Night Film(143)
Her voice cut out into wild static.
“Hello?”
“… thing was okay. McGrath, you still there?”
“Yes. Hello?”
A clanging screeched across the line and it went dead.
I tried calling her back, but it wouldn’t connect. I waited another minute, in the off chance she’d manage to get through again, but the phone had no service. I zipped it back into my jacket pocket, explaining to Hopper and Nora what she’d just told me.
“What do you mean empty?” asked Nora.
“There were no tenants.”
“But that’s impossible.”
“Is it?”
“No,” said Hopper. “Maybe they were illegal aliens. When we showed up, it was too much attention.”
“But Ashley’s neighbor,” interjected Nora. “Iona. She wasn’t illegal. She had an American accent, and she told us she’d lived there for a year. Why would she take off?”
“To avoid arrest for prostitution.”
Nora was unconvinced. “It doesn’t seem right.”
They fell silent, waiting for me to weigh in. I recognized the moment for what it was, the chance not to go ahead, to reconsider everything, and go back.
The sky had faded from white to gray, the surrounding forest hushed and still. I climbed in and grabbed the paddle.
“We’ll look into it when we get back,” I said.
There wasn’t a stream—only a swamp.
We’d spent the last hour crossing Lows Lake, Hopper and I paddling in silent tandem. Battered by shifting currents and a cold, unrelenting wind, we sailed past deserted islands crowded with pines and a ghost tree growing straight out of the water, its gaunt trunk and scrawny branches raised heavenward like an outcast pleading for his life. Now, having reached the north shore, we were doggedly searching for the hidden rivulet that would take us into The Peak. We were trapped in muddy water barbed with grasses and covered with thick green algae, which broke apart in clumps, then, after we’d edged through, resealed, erasing all signs of our passing.
The wind had dissipated—strange, as it’d been so turbulent minutes ago out on the lake. Dense trees surrounded us, packed like hordes of stranded prisoners. There wasn’t a single bird, not a scuttle through the branches, not a cry—as if everything alive had fled.
“This can’t be right,” said Nora, turning around.
I hadn’t realized, sitting behind her, how worried she’d become.
“Let me see the map.”
She handed it to me along with the compass.
“We should go back,” she blurted, staring into the reeds.
“What?” asked Hopper irritably, turning.
“We can’t get stuck in this in the dark. We can’t sleep here.”
“Who said anything about sleeping here?”
“We’re supposed to be following a stream. Where’s the stream?”
“We’ll give it a little while longer,” I said.
Within minutes, we were stuck on a submerged log. Hopper, without hesitation, clambered out and, standing thigh-deep in the muck, shoved us loose. Climbing back in, his jeans were coated with mud and that strange neon algae, though he didn’t seem to notice or care. He stared resolutely ahead as if in a trance, beating the grasses with his oar. I couldn’t help but imagine he was thinking about Ashley, because out here, the stark emptiness of the wilderness seemed to naturally summon regrets and fear.

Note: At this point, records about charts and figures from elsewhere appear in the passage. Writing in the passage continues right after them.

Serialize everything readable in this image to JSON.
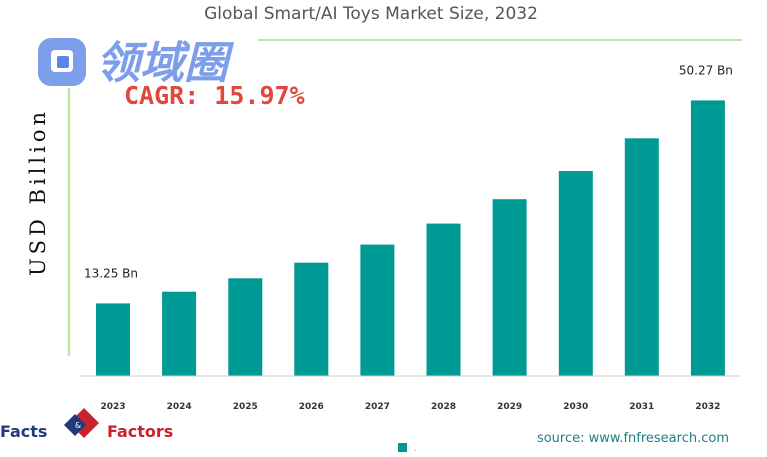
{
  "colors": {
    "bar": "#009a94",
    "frame": "#bfe6a3",
    "cagr": "#e0483f",
    "source": "#1f7f86"
  },
  "watermark": {
    "text": "领域圈"
  },
  "cagr_label": "CAGR: 15.97%",
  "source": "source: www.fnfresearch.com",
  "logo": {
    "left": "Facts",
    "right": "Factors",
    "badge_icon": "facts-factors-diamond-icon"
  },
  "legend": {
    "label": "."
  },
  "chart_data": {
    "type": "bar",
    "title": "Global Smart/AI Toys Market Size, 2032",
    "ylabel": "USD Billion",
    "xlabel": "",
    "categories": [
      "2023",
      "2024",
      "2025",
      "2026",
      "2027",
      "2028",
      "2029",
      "2030",
      "2031",
      "2032"
    ],
    "values": [
      13.25,
      15.37,
      17.82,
      20.67,
      23.97,
      27.8,
      32.24,
      37.39,
      43.36,
      50.27
    ],
    "data_labels": [
      {
        "index": 0,
        "text": "13.25 Bn"
      },
      {
        "index": 9,
        "text": "50.27 Bn"
      }
    ],
    "ylim": [
      0,
      58
    ],
    "grid": false
  }
}
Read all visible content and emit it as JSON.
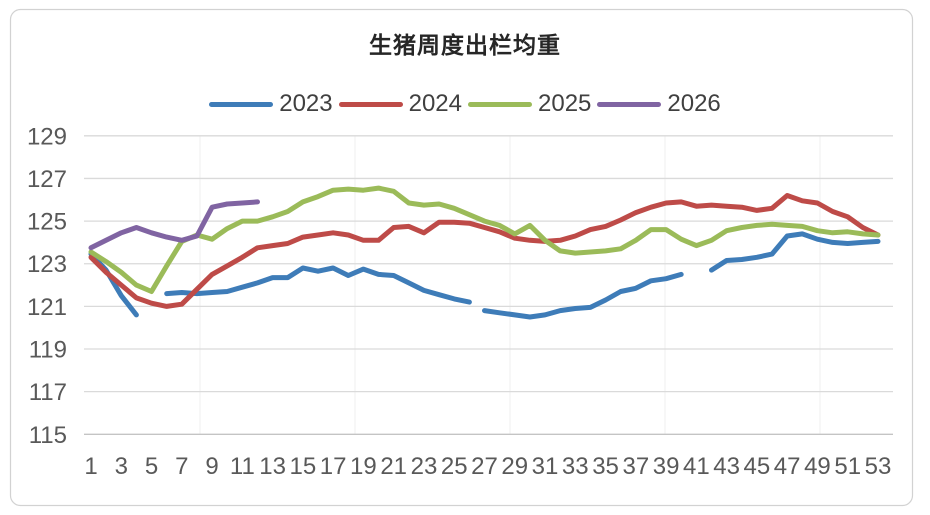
{
  "chart_title": "生猪周度出栏均重",
  "chart_data": {
    "type": "line",
    "title": "生猪周度出栏均重",
    "xlabel": "",
    "ylabel": "",
    "x_axis_weeks": [
      1,
      53
    ],
    "x_tick_labels": [
      1,
      3,
      5,
      7,
      9,
      11,
      13,
      15,
      17,
      19,
      21,
      23,
      25,
      27,
      29,
      31,
      33,
      35,
      37,
      39,
      41,
      43,
      45,
      47,
      49,
      51,
      53
    ],
    "ylim": [
      115,
      129
    ],
    "y_ticks": [
      115,
      117,
      119,
      121,
      123,
      125,
      127,
      129
    ],
    "grid": "horizontal",
    "legend_position": "top",
    "colors": {
      "grid": "#DADADA",
      "axis_bottom": "#C4C4C4",
      "tick_text": "#595959",
      "border": "#D2D2D2"
    },
    "series": [
      {
        "name": "2023",
        "color": "#3E7CB8",
        "segments": [
          [
            [
              1,
              123.45
            ],
            [
              2,
              122.7
            ],
            [
              3,
              121.5
            ],
            [
              4,
              120.6
            ]
          ],
          [
            [
              6,
              121.6
            ],
            [
              7,
              121.65
            ],
            [
              8,
              121.6
            ],
            [
              9,
              121.65
            ],
            [
              10,
              121.7
            ],
            [
              11,
              121.9
            ],
            [
              12,
              122.1
            ],
            [
              13,
              122.35
            ],
            [
              14,
              122.35
            ],
            [
              15,
              122.8
            ],
            [
              16,
              122.65
            ],
            [
              17,
              122.8
            ],
            [
              18,
              122.45
            ],
            [
              19,
              122.75
            ],
            [
              20,
              122.5
            ],
            [
              21,
              122.45
            ],
            [
              22,
              122.1
            ],
            [
              23,
              121.75
            ],
            [
              24,
              121.55
            ],
            [
              25,
              121.35
            ],
            [
              26,
              121.2
            ]
          ],
          [
            [
              27,
              120.8
            ],
            [
              28,
              120.7
            ],
            [
              29,
              120.6
            ],
            [
              30,
              120.5
            ],
            [
              31,
              120.6
            ],
            [
              32,
              120.8
            ],
            [
              33,
              120.9
            ],
            [
              34,
              120.95
            ],
            [
              35,
              121.3
            ],
            [
              36,
              121.7
            ],
            [
              37,
              121.85
            ],
            [
              38,
              122.2
            ],
            [
              39,
              122.3
            ],
            [
              40,
              122.5
            ]
          ],
          [
            [
              42,
              122.7
            ],
            [
              43,
              123.15
            ],
            [
              44,
              123.2
            ],
            [
              45,
              123.3
            ],
            [
              46,
              123.45
            ],
            [
              47,
              124.3
            ],
            [
              48,
              124.4
            ],
            [
              49,
              124.15
            ],
            [
              50,
              124.0
            ],
            [
              51,
              123.95
            ],
            [
              52,
              124.0
            ],
            [
              53,
              124.05
            ]
          ]
        ]
      },
      {
        "name": "2024",
        "color": "#BE4B48",
        "segments": [
          [
            [
              1,
              123.3
            ],
            [
              2,
              122.6
            ],
            [
              3,
              122.0
            ],
            [
              4,
              121.4
            ],
            [
              5,
              121.15
            ],
            [
              6,
              121.0
            ],
            [
              7,
              121.1
            ],
            [
              8,
              121.8
            ],
            [
              9,
              122.5
            ],
            [
              10,
              122.9
            ],
            [
              11,
              123.3
            ],
            [
              12,
              123.75
            ],
            [
              13,
              123.85
            ],
            [
              14,
              123.95
            ],
            [
              15,
              124.25
            ],
            [
              16,
              124.35
            ],
            [
              17,
              124.45
            ],
            [
              18,
              124.35
            ],
            [
              19,
              124.1
            ],
            [
              20,
              124.1
            ],
            [
              21,
              124.7
            ],
            [
              22,
              124.75
            ],
            [
              23,
              124.45
            ],
            [
              24,
              124.95
            ],
            [
              25,
              124.95
            ],
            [
              26,
              124.9
            ],
            [
              27,
              124.7
            ],
            [
              28,
              124.5
            ],
            [
              29,
              124.2
            ],
            [
              30,
              124.1
            ],
            [
              31,
              124.05
            ],
            [
              32,
              124.1
            ],
            [
              33,
              124.3
            ],
            [
              34,
              124.6
            ],
            [
              35,
              124.75
            ],
            [
              36,
              125.05
            ],
            [
              37,
              125.4
            ],
            [
              38,
              125.65
            ],
            [
              39,
              125.85
            ],
            [
              40,
              125.9
            ],
            [
              41,
              125.7
            ],
            [
              42,
              125.75
            ],
            [
              43,
              125.7
            ],
            [
              44,
              125.65
            ],
            [
              45,
              125.5
            ],
            [
              46,
              125.6
            ],
            [
              47,
              126.2
            ],
            [
              48,
              125.95
            ],
            [
              49,
              125.85
            ],
            [
              50,
              125.45
            ],
            [
              51,
              125.2
            ],
            [
              52,
              124.7
            ],
            [
              53,
              124.35
            ]
          ]
        ]
      },
      {
        "name": "2025",
        "color": "#9BBB59",
        "segments": [
          [
            [
              1,
              123.55
            ],
            [
              2,
              123.1
            ],
            [
              3,
              122.6
            ],
            [
              4,
              122.0
            ],
            [
              5,
              121.7
            ],
            [
              6,
              122.9
            ],
            [
              7,
              124.05
            ],
            [
              8,
              124.35
            ],
            [
              9,
              124.15
            ],
            [
              10,
              124.65
            ],
            [
              11,
              125.0
            ],
            [
              12,
              125.0
            ],
            [
              13,
              125.2
            ],
            [
              14,
              125.45
            ],
            [
              15,
              125.9
            ],
            [
              16,
              126.15
            ],
            [
              17,
              126.45
            ],
            [
              18,
              126.5
            ],
            [
              19,
              126.45
            ],
            [
              20,
              126.55
            ],
            [
              21,
              126.4
            ],
            [
              22,
              125.85
            ],
            [
              23,
              125.75
            ],
            [
              24,
              125.8
            ],
            [
              25,
              125.6
            ],
            [
              26,
              125.3
            ],
            [
              27,
              125.0
            ],
            [
              28,
              124.8
            ],
            [
              29,
              124.4
            ],
            [
              30,
              124.8
            ],
            [
              31,
              124.1
            ],
            [
              32,
              123.6
            ],
            [
              33,
              123.5
            ],
            [
              34,
              123.55
            ],
            [
              35,
              123.6
            ],
            [
              36,
              123.7
            ],
            [
              37,
              124.1
            ],
            [
              38,
              124.6
            ],
            [
              39,
              124.6
            ],
            [
              40,
              124.15
            ],
            [
              41,
              123.85
            ],
            [
              42,
              124.1
            ],
            [
              43,
              124.55
            ],
            [
              44,
              124.7
            ],
            [
              45,
              124.8
            ],
            [
              46,
              124.85
            ],
            [
              47,
              124.8
            ],
            [
              48,
              124.75
            ],
            [
              49,
              124.55
            ],
            [
              50,
              124.45
            ],
            [
              51,
              124.5
            ],
            [
              52,
              124.4
            ],
            [
              53,
              124.35
            ]
          ]
        ]
      },
      {
        "name": "2026",
        "color": "#8064A2",
        "segments": [
          [
            [
              1,
              123.75
            ],
            [
              2,
              124.1
            ],
            [
              3,
              124.45
            ],
            [
              4,
              124.7
            ],
            [
              5,
              124.45
            ],
            [
              6,
              124.25
            ],
            [
              7,
              124.1
            ],
            [
              8,
              124.3
            ],
            [
              9,
              125.65
            ],
            [
              10,
              125.8
            ],
            [
              11,
              125.85
            ],
            [
              12,
              125.9
            ]
          ]
        ]
      }
    ]
  }
}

Our progress remained slow. The swamp reeked of decay, a smell that seemed to be coming off the algae, which only grew thicker the deeper into this bog we drifted. We had to shove the paddles straight down to wrestle the canoe even an inch past the sludge and yellow reeds rising around us, forming a suffocating corridor.
I checked my watch. It was already after five. It’d be nightfall in less than an hour. Our plan had been to be on The Peak property by now.
Suddenly Nora gasped, clamping a hand over her mouth and pointing at something to her left.
A faded piece of red string had been knotted to one of the reeds, the end dangling in the water. I recognized it immediately. Marlowe had claimed Cordova discovered such strings when he’d first moved to The Peak. They’d led him to the clearing where the townspeople performed their rituals.
“We’re going the right way,” said Hopper.
We pushed on, the swamp suddenly deepening, the mud thinning. A frail but discernible current appeared, seemingly out of nowhere. The only sounds were the laps of the water, the grasses bending around us, whispering against the sides of the boat.
“I can see the fence,” said Hopper.
Sure enough—far ahead, I could make out the dark silhouette of Cordova’s military fence cutting across the stream, marking the southern edge of his property.
When we were twelve feet away, we extended the paddles to the bank. The fence looked like something surrounding a defunct prison, the chain links rusted, the top looped with razor wire. Where the water passed underneath, the wires had been brutally hacked—exactly as Marlowe had described, the ends gnarled and twisted back, leaving a triangular hole about a foot wide.
“See any cameras?” I asked.
Nora, looking through the binoculars, shook her head.
I unzipped my backpack, removed the fluorescent bulb, and climbed out, heading to the fence. Immediately I spotted three wires running horizontally across the distorted chain links. They hung loosely, and on the closest metal fencepost they’d twisted free of the casings.